Para nós motociclistas, 1976 merece ser lembrado como o ano do nosso grito de independência das importações de motocicletas. Foi nesse ano que a Honda lançou a sua primeira motocicleta "made in Brazil", a Honda CG 125 “bolinha”, sucesso instantâneo de vendas, provavelmente por ser a única opção de motocicleta de 125 cc à venda no país. Antecipando-se à proibição de importações de motocicletas imposta pelo Decreto-lei nº 1.455, de sete de abril de 1976, Yamaha e Honda decidiram fabricar motocicletas no Brasil.


A primeira a instalar-se no Brasil foi a Yamaha, no ano de 1974, na cidade de Guarulhos-SP, tendo como seu primeiro produto nacional a RD 50. Incentivada pela iniciativa da Yamaha, a Honda também decidiu aportar em terras brasileiras, em 1976, beneficiando-se de incentivos fiscais oferecidos às empresas que instalassem fábricas na Zona Franca de Manaus, iniciando a fabricação da CG 125.

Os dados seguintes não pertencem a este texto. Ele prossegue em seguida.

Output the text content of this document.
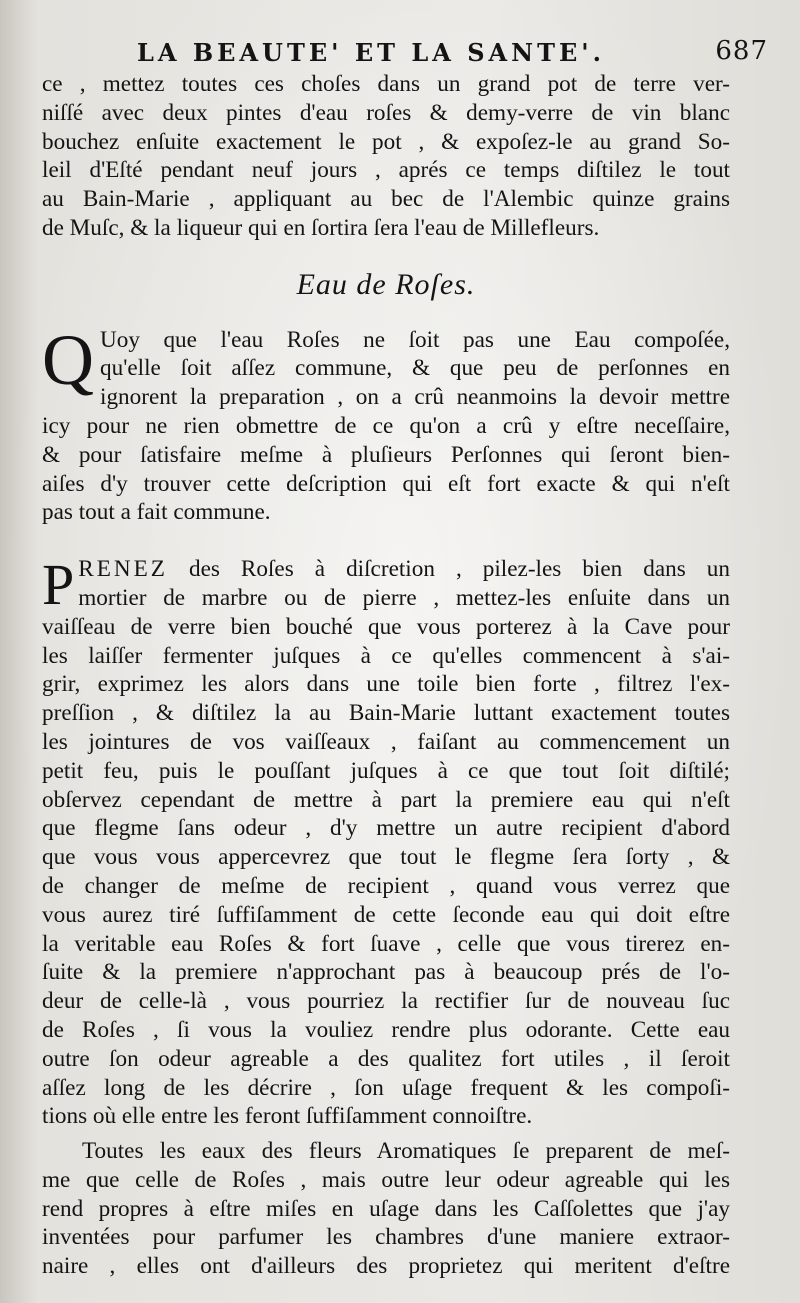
LA BEAUTE' ET LA SANTE'.	687

ce , mettez toutes ces choſes dans un grand pot de terre ver-
niſſé avec deux pintes d'eau roſes & demy-verre de vin blanc
bouchez enſuite exactement le pot , & expoſez-le au grand So-
leil d'Eſté pendant neuf jours , aprés ce temps diſtilez le tout
au Bain-Marie , appliquant au bec de l'Alembic quinze grains
de Muſc, & la liqueur qui en ſortira ſera l'eau de Millefleurs.

Eau de Roſes.

Q Uoy que l'eau Roſes ne ſoit pas une Eau compoſée,
qu'elle ſoit aſſez commune, & que peu de perſonnes en
ignorent la preparation , on a crû neanmoins la devoir mettre
icy pour ne rien obmettre de ce qu'on a crû y eſtre neceſſaire,
& pour ſatisfaire meſme à pluſieurs Perſonnes qui ſeront bien-
aiſes d'y trouver cette deſcription qui eſt fort exacte & qui n'eſt
pas tout a fait commune.

P RENEZ des Roſes à diſcretion , pilez-les bien dans un
mortier de marbre ou de pierre , mettez-les enſuite dans un
vaiſſeau de verre bien bouché que vous porterez à la Cave pour
les laiſſer fermenter juſques à ce qu'elles commencent à s'ai-
grir, exprimez les alors dans une toile bien forte , filtrez l'ex-
preſſion , & diſtilez la au Bain-Marie luttant exactement toutes
les jointures de vos vaiſſeaux , faiſant au commencement un
petit feu, puis le pouſſant juſques à ce que tout ſoit diſtilé;
obſervez cependant de mettre à part la premiere eau qui n'eſt
que flegme ſans odeur , d'y mettre un autre recipient d'abord
que vous vous appercevrez que tout le flegme ſera ſorty , &
de changer de meſme de recipient , quand vous verrez que
vous aurez tiré ſuffiſamment de cette ſeconde eau qui doit eſtre
la veritable eau Roſes & fort ſuave , celle que vous tirerez en-
ſuite & la premiere n'approchant pas à beaucoup prés de l'o-
deur de celle-là , vous pourriez la rectifier ſur de nouveau ſuc
de Roſes , ſi vous la vouliez rendre plus odorante. Cette eau
outre ſon odeur agreable a des qualitez fort utiles , il ſeroit
aſſez long de les décrire , ſon uſage frequent & les compoſi-
tions où elle entre les feront ſuffiſamment connoiſtre.

Toutes les eaux des fleurs Aromatiques ſe preparent de meſ-
me que celle de Roſes , mais outre leur odeur agreable qui les
rend propres à eſtre miſes en uſage dans les Caſſolettes que j'ay
inventées pour parfumer les chambres d'une maniere extraor-
naire , elles ont d'ailleurs des proprietez qui meritent d'eſtre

Apesar de a Yamaha ter sido a pioneira, talvez por não contar com os mesmos incentivos fiscais que a Honda tinha por estar em Manaus, lançou seu produto de forma acanhada, como se não acreditasse no imenso mercado que teria caso fosse mais agressiva e oferecesse produtos mais compatíveis com o anseio dos consumidores (somente em 1978 a Yamaha acordou e lançou a RX 125, mas era tarde demais, pois a Honda já tinha dominado o mercado.


A Honda, por sua vez teve a visão do potencial do seu produto e partiu logo para oferecer uma moto de 125 cc, que preenchesse o vazio deixado pelas importadas. O resultado não poderia ser outro além de encontrar um mercado sem concorrência e com espaço para toda a sua capacidade de produção.

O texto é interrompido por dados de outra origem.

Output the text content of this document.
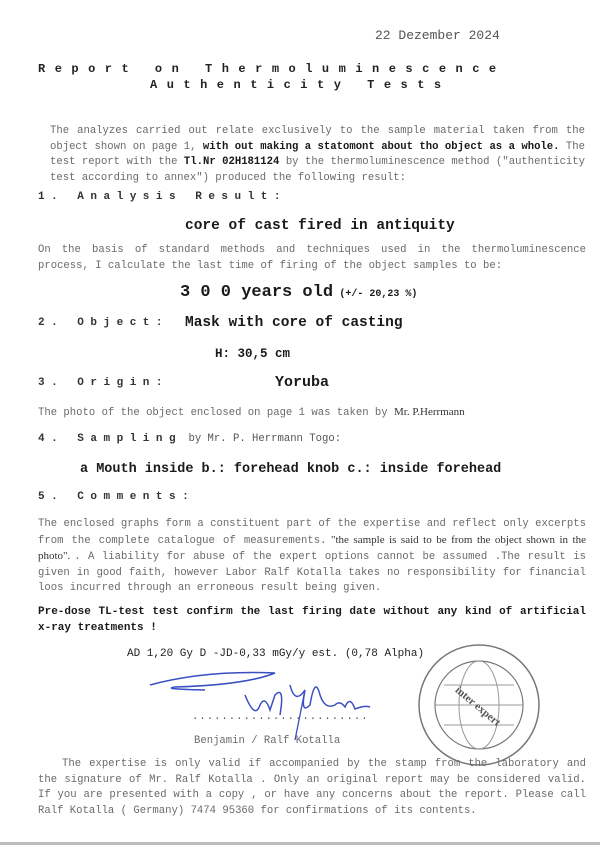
22 Dezember 2024
Report on Thermoluminescence
Authenticity Tests
The analyzes carried out relate exclusively to the sample material taken from the object shown on page 1, with out making a statomont about tho object as a whole. The test report with the Tl.Nr 02H181124 by the thermoluminescence method ("authenticity test according to annex") produced the following result:
1. Analysis Result:
core of cast fired in antiquity
On the basis of standard methods and techniques used in the thermoluminescence process, I calculate the last time of firing of the object samples to be:
3 0 0 years old (+/- 20,23 %)
2. Object: Mask with core of casting
H: 30,5 cm
3. Origin:	Yoruba
The photo of the object enclosed on page 1 was taken by Mr. P.Herrmann
4. Sampling by Mr. P. Herrmann Togo:
a Mouth inside b.: forehead knob c.: inside forehead
5. Comments:
The enclosed graphs form a constituent part of the expertise and reflect only excerpts from the complete catalogue of measurements. "the sample is said to be from the object shown in the photo". . A liability for abuse of the expert options cannot be assumed .The result is given in good faith, however Labor Ralf Kotalla takes no responsibility for financial loos incurred through an erroneous result being given.
Pre-dose TL-test test confirm the last firing date without any kind of artificial x-ray treatments !
AD 1,20 Gy D -JD-0,33 mGy/y est. (0,78 Alpha)
........................
Benjamin / Ralf Kotalla
inter expert
The expertise is only valid if accompanied by the stamp from the laboratory and the signature of Mr. Ralf Kotalla . Only an original report may be considered valid. If you are presented with a copy , or have any concerns about the report. Please call Ralf Kotalla ( Germany) 7474 95360 for confirmations of its contents.
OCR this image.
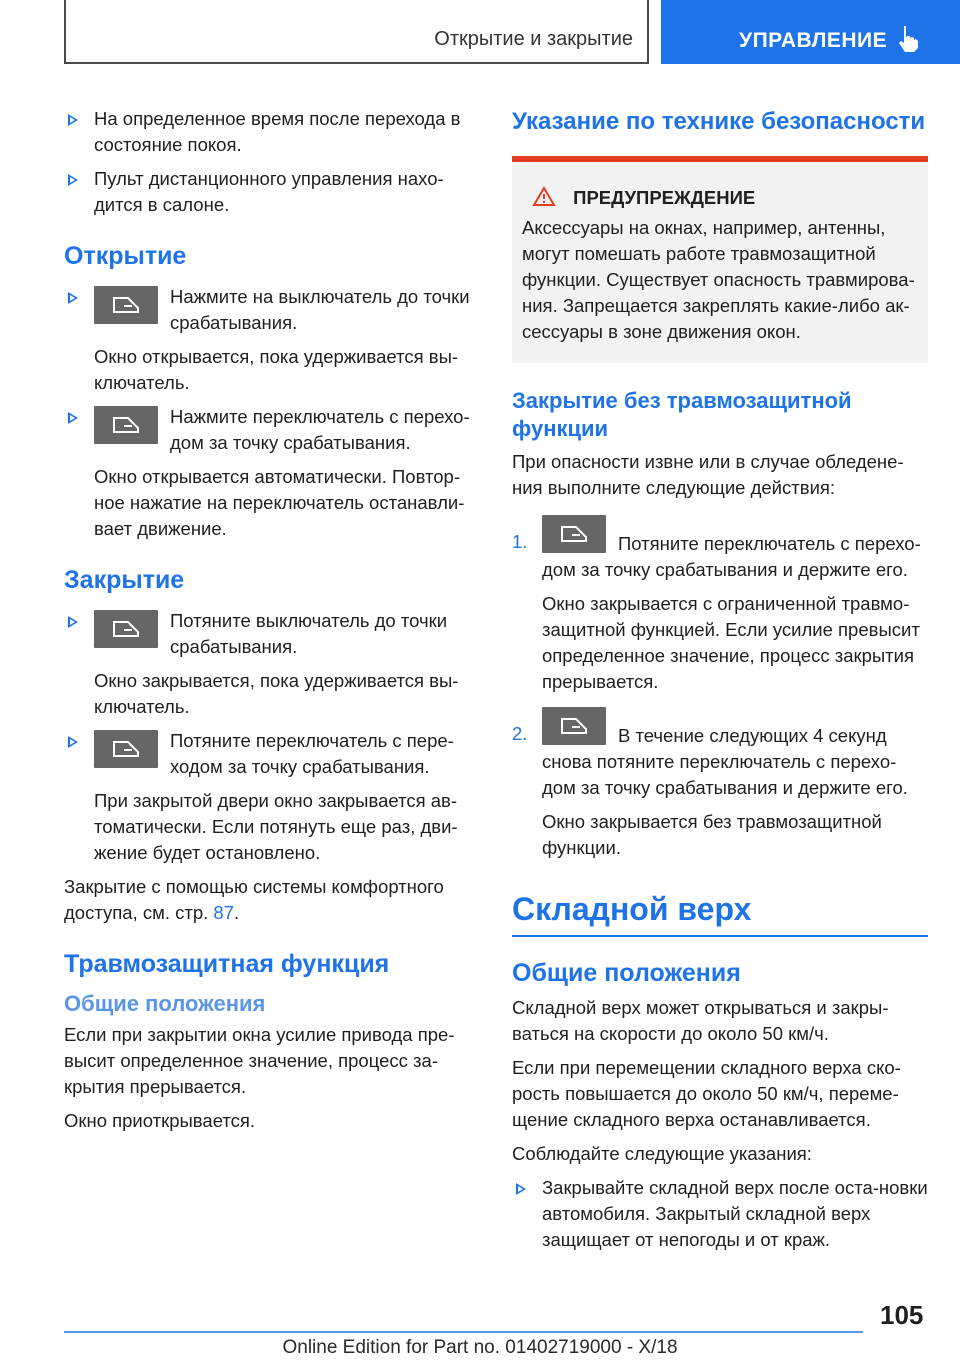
Открытие и закрытие	УПРАВЛЕНИЕ

На определенное время после перехода в состояние покоя.

Пульт дистанционного управления нахо-дится в салоне.

Открытие

Нажмите на выключатель до точки срабатывания.

Окно открывается, пока удерживается вы-ключатель.

Нажмите переключатель с перехо-дом за точку срабатывания.

Окно открывается автоматически. Повтор-ное нажатие на переключатель останавли-вает движение.

Закрытие

Потяните выключатель до точки срабатывания.

Окно закрывается, пока удерживается вы-ключатель.

Потяните переключатель с пере-ходом за точку срабатывания.

При закрытой двери окно закрывается ав-томатически. Если потянуть еще раз, дви-жение будет остановлено.

Закрытие с помощью системы комфортного доступа, см. стр. 87.

Травмозащитная функция
Общие положения

Если при закрытии окна усилие привода пре-высит определенное значение, процесс за-крытия прерывается.

Окно приоткрывается.

Указание по технике безопасности
ПРЕДУПРЕЖДЕНИЕ

Аксессуары на окнах, например, антенны, могут помешать работе травмозащитной функции. Существует опасность травмирова-ния. Запрещается закреплять какие-либо ак-сессуары в зоне движения окон.

Закрытие без травмозащитной функции

При опасности извне или в случае обледене-ния выполните следующие действия:

1.	Потяните переключатель с перехо-дом за точку срабатывания и держите его.

Окно закрывается с ограниченной травмо-защитной функцией. Если усилие превысит определенное значение, процесс закрытия прерывается.

2.	В течение следующих 4 секунд снова потяните переключатель с перехо-дом за точку срабатывания и держите его.

Окно закрывается без травмозащитной функции.

Складной верх
Общие положения

Складной верх может открываться и закры-ваться на скорости до около 50 км/ч.

Если при перемещении складного верха ско-рость повышается до около 50 км/ч, переме-щение складного верха останавливается.

Соблюдайте следующие указания:

Закрывайте складной верх после оста-новки автомобиля. Закрытый складной верх защищает от непогоды и от краж.

105
Online Edition for Part no. 01402719000 - X/18
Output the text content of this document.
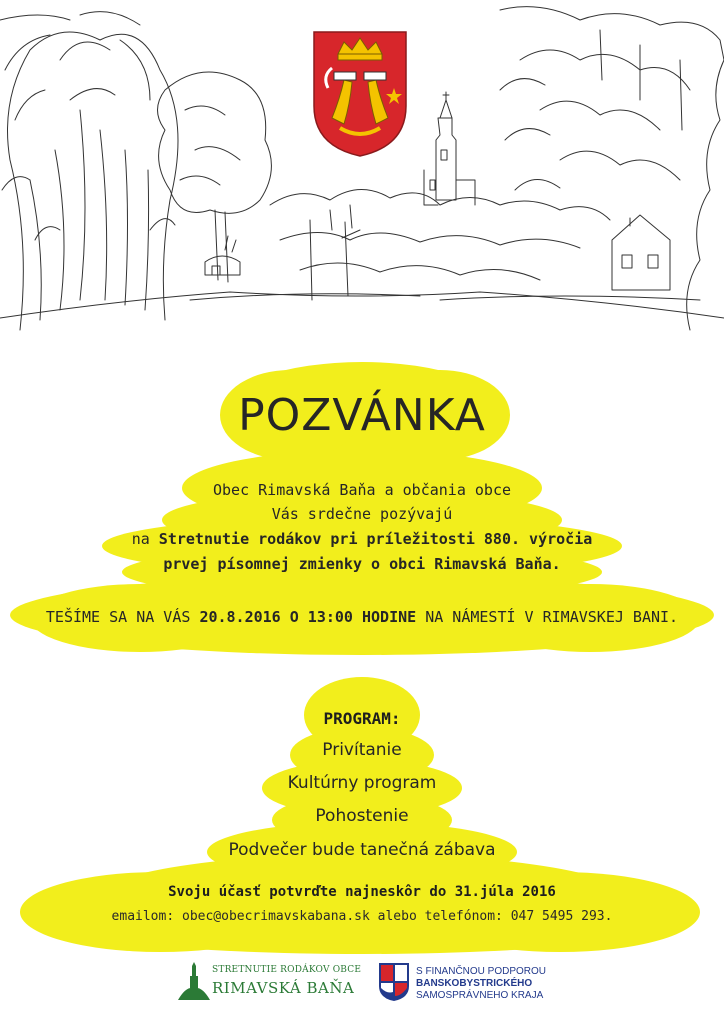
POZVÁNKA
Obec Rimavská Baňa a občania obce
Vás srdečne pozývajú
na Stretnutie rodákov pri príležitosti 880. výročia
prvej písomnej zmienky o obci Rimavská Baňa.
TEŠÍME SA NA VÁS 20.8.2016 O 13:00 HODINE NA NÁMESTÍ V RIMAVSKEJ BANI.
PROGRAM:
Privítanie
Kultúrny program
Pohostenie
Podvečer bude tanečná zábava
Svoju účasť potvrďte najneskôr do 31.júla 2016
emailom: obec@obecrimavskabana.sk alebo telefónom: 047 5495 293.
STRETNUTIE RODÁKOV OBCE
RIMAVSKÁ BAŇA
S FINANČNOU PODPOROU
BANSKOBYSTRICKÉHO
SAMOSPRÁVNEHO KRAJA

Ao invés de copiar o modelo CB 125 importado até então, a Honda decidiu criar um produto novo, mais adequado à realidade financeira do brasileiro, oferecendo acertadamente um produto que coubesse no nosso bolso. Lembro que na ocasião do seu lançamento houve alvoroço e muita festa, contavam-se os dias para que pudéssemos ver na vitrine a esperada 125 nacional. Até o Rei Pelé foi chamado para ser o garoto-propaganda da Honda.

Finalmente ela chegou e uma unidade foi exposta numa das vitrines de uma concessionária da minha cidade, onde todos pudessem conhecer a novidade. A procura foi tão grande que qualquer candidato a adquirir o novo modelo tinha que entrar em longas filas de espera e sujeitar-se ao ágio que concessionárias inescrupulosas passaram a cobrar dos mais apressados. Mas nada disso impediu o estrondoso sucesso da nova moto.


Já no ano seguinte ao seu lançamento a CG 125 era a líder, responsável por 80% das vendas de motocicletas no Brasil, posição de liderança que ocupa até os dias de hoje, 34 anos depois. Não posso dizer que o modelo tupiniquim era uma musa em termos de beleza pois a importada era mais bonita, melhor acabada e ainda oferecia uma gama de cores bem mais generosa, mas como aquela era a nossa única opção de motocicleta de 125 cc, teríamos que nos acostumar na marra ao design meio estranho se comparado aos padrões das importadas. As primeiras que chegaram só eram oferecidas na cor laranja, somente mais tarde começou a vir também da cor azul.


Além do design modesto e o acabamento espartano, a nova CG 125 trouxe duas novidade diferentes do que conhecíamos até então: A primeira foi o câmbio de quatro marchas derivado da Honda Dream, quatro marchas todas para baixo, sem ser rotativo, ou seja, o retorno ao ponto-morto era feito escalando-se as marchas em sentido inverso (para cima). Para facilitar a redução das marchas a Honda instalou uma alavanca de câmbio equipada com extensão para acionamento pelo calcanhar; avançavam-se as marchas com a ponta do pé e retornava-se com o calcanhar. Só em 1983 é que a CG 125 ganhou o câmbio de 5 marchas.


Nas primeiras saídas com a CG 125 não se podia cambiar instintivamente porque era comum engatar a primeira no sinal, esticar a marcha e no momento de passar para a segunda, puxar o pedal para cima onde era o neutro, esgoelando o motor numa aceleração vazia, o que provocava baita vergonha pela barbeiragem.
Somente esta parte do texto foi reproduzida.